Podemos traduzir em: não amar algo ou alguém. É ai que começa a nascer a ferida, a rejeição. Dos pais com seus filhos, ou as vezes se sentem rejeitados sem realmente acontecer a rejeição.

A pessoa que passa por essa experiência, cria em si uma máscara para se proteger deste sentimento, ligado a desvalorização de si mesmo, caracterizando em uma personalidade mais retraída, mais tímida. Sendo sua primeira reação a de “fugir”, isto é, se isolando. Para as crianças a fuga seria a criação do seu mundo imaginário, uma vez que no real não está encontrando sentidos.
Esta rejeição causa no individuo mudanças e personalidades, muitas vezes, não benéficas, uma delas é que irá sempre viver em busca de aceitação do outro para consigo, viver sempre buscando e fazendo a perfeição, algo que não acontece. Encontrando muito mais conflitos internos e intensificando o sintoma da rejeição.
Palavras como “nada”, “inexistência” e “desaparecer”, fazem parte de seu vocabulário, confirmando o seu sentimento de rejeição que carrega dentro de si. É normal que com isso o indivíduo prefira a solidão.

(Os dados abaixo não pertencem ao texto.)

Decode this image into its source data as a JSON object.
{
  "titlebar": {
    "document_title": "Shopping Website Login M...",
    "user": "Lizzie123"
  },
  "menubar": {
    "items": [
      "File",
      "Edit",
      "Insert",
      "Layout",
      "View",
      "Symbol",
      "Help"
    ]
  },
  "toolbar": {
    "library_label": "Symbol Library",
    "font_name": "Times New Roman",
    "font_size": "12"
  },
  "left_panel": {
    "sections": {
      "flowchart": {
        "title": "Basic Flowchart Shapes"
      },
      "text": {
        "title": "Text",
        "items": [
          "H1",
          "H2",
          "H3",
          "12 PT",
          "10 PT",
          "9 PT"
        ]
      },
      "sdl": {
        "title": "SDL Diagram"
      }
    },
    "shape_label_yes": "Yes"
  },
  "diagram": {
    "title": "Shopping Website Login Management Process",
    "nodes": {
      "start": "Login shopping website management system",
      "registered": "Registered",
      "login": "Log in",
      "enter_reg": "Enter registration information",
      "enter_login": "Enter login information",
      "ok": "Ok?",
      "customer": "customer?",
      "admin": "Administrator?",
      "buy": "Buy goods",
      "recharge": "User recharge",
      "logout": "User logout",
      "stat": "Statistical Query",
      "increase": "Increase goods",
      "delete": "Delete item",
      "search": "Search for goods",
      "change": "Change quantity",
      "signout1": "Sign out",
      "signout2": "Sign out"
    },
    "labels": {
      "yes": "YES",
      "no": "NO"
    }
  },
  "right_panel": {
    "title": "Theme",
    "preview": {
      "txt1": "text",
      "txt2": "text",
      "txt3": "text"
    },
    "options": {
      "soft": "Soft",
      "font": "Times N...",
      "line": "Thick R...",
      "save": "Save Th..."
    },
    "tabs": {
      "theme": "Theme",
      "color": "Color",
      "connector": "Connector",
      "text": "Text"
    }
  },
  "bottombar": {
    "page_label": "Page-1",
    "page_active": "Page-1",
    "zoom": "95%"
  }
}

Vive em uma constante contradição, pois quando é escolhida não acredita e rejeita a si mesma, e quando acontece o contrário, sente-se mais ainda rejeitada.
Com o passar do tempo se essa feriada não é cuidada e tratada o indivíduo compartilha de comportamentos rancorosos e sentimento de ódio. Quanto maior for formando sua feriada, maior a probabilidade de rejeitar o próximo e se sentir rejeitada.
A origem de qualquer ou da maioria das feridas emocionais provém da incapacidade de perdoar aquilo que os demais fizeram conosco ou o que nós mesmo fizemos.
Contudo, a ferida da rejeição pode ser curada com uma atenção especial a autoestima, começando a se auto valorizar e se auto reconhecer, sem precisar da aprovação dos que o cercam. Aceitar a ferida como parte de sua vida para poder liberar todos os sentimentos presos a ela. Uma vez que consegue a aceitação, o segundo passo é perdoar-se do passado e consequentemente se tratar com mais amor e prioridade.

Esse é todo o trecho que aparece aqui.